The 10-year-old, whose adoptive family say they are struggling to cope, was adopted in Poole before the family moved to Dublin seven years ago.
His adoptive family brought him back to England to seek "intervention" due to many behavioural issues, "stretching the family to breaking point".
His family worry he would be "bounced around" the Irish social services.
'Life chances very poor'
The family are now appealing to English courts for the boy to be treated by UK social services, but as the boy is an Irish citizen the case has to be heard in the courts in Ireland.
The boy and the family cannot be named for legal reasons.
The boy's birth mother drank alcohol and used heroin during her pregnancy, causing the child to develop ADHD and a number of alcohol-related developmental disorders.

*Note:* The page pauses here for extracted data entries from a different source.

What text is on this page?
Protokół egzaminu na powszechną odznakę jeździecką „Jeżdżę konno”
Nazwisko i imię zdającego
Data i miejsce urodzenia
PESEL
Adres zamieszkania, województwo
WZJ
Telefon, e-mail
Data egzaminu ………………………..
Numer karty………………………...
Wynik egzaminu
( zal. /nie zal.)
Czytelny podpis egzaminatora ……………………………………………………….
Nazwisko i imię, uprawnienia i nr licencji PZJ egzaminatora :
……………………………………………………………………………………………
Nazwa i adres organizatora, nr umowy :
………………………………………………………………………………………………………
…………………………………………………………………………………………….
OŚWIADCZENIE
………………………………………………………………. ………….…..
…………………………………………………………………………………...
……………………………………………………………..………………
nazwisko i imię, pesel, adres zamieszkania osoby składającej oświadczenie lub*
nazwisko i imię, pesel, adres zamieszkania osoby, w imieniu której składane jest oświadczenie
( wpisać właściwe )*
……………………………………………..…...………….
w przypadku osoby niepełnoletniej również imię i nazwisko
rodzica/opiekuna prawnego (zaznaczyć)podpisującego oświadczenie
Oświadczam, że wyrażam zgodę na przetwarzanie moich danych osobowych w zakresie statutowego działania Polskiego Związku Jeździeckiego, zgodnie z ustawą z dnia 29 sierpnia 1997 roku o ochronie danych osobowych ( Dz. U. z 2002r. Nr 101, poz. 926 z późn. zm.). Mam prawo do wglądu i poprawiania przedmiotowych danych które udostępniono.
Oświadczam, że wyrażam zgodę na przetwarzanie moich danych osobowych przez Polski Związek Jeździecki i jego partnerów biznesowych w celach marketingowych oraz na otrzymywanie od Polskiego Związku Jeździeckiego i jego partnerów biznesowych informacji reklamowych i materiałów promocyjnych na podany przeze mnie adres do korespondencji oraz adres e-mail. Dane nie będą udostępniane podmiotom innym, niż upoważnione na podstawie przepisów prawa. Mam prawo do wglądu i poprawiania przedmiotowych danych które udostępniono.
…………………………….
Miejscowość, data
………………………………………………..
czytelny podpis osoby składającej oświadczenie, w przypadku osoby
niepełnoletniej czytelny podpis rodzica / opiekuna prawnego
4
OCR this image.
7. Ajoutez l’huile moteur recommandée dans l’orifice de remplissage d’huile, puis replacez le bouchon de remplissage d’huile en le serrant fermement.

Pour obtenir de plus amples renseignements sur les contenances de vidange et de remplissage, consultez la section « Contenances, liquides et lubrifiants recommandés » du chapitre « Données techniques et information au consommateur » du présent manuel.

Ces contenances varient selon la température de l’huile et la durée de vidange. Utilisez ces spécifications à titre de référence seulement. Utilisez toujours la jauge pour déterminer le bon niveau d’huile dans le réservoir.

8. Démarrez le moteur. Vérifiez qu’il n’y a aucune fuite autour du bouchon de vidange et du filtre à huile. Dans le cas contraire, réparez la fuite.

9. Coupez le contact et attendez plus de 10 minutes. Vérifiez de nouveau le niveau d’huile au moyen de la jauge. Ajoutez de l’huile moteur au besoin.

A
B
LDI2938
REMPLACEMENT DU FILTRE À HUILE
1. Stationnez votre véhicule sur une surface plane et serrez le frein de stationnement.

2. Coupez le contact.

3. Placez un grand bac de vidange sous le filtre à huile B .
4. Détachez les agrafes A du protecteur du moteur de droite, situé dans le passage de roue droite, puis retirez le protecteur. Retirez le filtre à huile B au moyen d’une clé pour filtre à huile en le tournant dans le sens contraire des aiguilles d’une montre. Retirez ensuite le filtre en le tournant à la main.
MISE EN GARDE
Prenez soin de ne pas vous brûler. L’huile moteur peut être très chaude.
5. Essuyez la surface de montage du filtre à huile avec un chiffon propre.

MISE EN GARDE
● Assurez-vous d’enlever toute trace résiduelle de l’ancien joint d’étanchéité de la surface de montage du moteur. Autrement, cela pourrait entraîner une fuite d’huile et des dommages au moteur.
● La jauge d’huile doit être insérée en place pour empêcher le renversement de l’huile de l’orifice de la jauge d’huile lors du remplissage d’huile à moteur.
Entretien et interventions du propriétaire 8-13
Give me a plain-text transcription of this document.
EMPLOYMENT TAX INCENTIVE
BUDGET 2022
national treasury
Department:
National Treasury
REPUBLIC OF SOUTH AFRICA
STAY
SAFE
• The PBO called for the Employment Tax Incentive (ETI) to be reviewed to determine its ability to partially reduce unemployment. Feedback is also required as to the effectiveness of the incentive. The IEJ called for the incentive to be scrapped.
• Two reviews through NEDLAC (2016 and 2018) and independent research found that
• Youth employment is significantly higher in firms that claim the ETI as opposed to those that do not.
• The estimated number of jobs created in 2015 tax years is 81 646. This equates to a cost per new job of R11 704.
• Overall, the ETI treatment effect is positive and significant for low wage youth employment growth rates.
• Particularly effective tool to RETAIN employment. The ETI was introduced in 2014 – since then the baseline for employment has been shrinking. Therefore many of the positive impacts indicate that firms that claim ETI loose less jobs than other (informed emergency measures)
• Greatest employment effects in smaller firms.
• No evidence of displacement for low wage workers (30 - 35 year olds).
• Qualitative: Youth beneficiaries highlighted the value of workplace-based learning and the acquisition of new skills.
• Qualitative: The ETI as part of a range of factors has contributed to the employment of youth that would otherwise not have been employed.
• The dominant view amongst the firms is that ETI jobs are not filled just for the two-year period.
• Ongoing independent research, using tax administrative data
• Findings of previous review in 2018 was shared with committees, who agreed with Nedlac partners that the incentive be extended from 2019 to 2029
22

At the High Court Family Division in London, Mr Justice Baker said: "Unfortunately [the boy's adoption] placement... has been beset with serious difficulties.
"In particular, his parents have struggled to manage his behaviour."
Mr Justice Baker added the family said the child's "life chances would be very poor" if he were placed in the foster care system in Dublin.
"It is clear from the documents included in the court papers that [he] has demonstrated particularly challenging behaviour," he told the court.
"[His adoptive mother] reported that they were aware of the potentially traumatic impact on [him] but felt they had no other option as their family was at breaking point."
The child has been placed at a residential unit in England pending the outcome of the court hearing, which will now be heard in Ireland.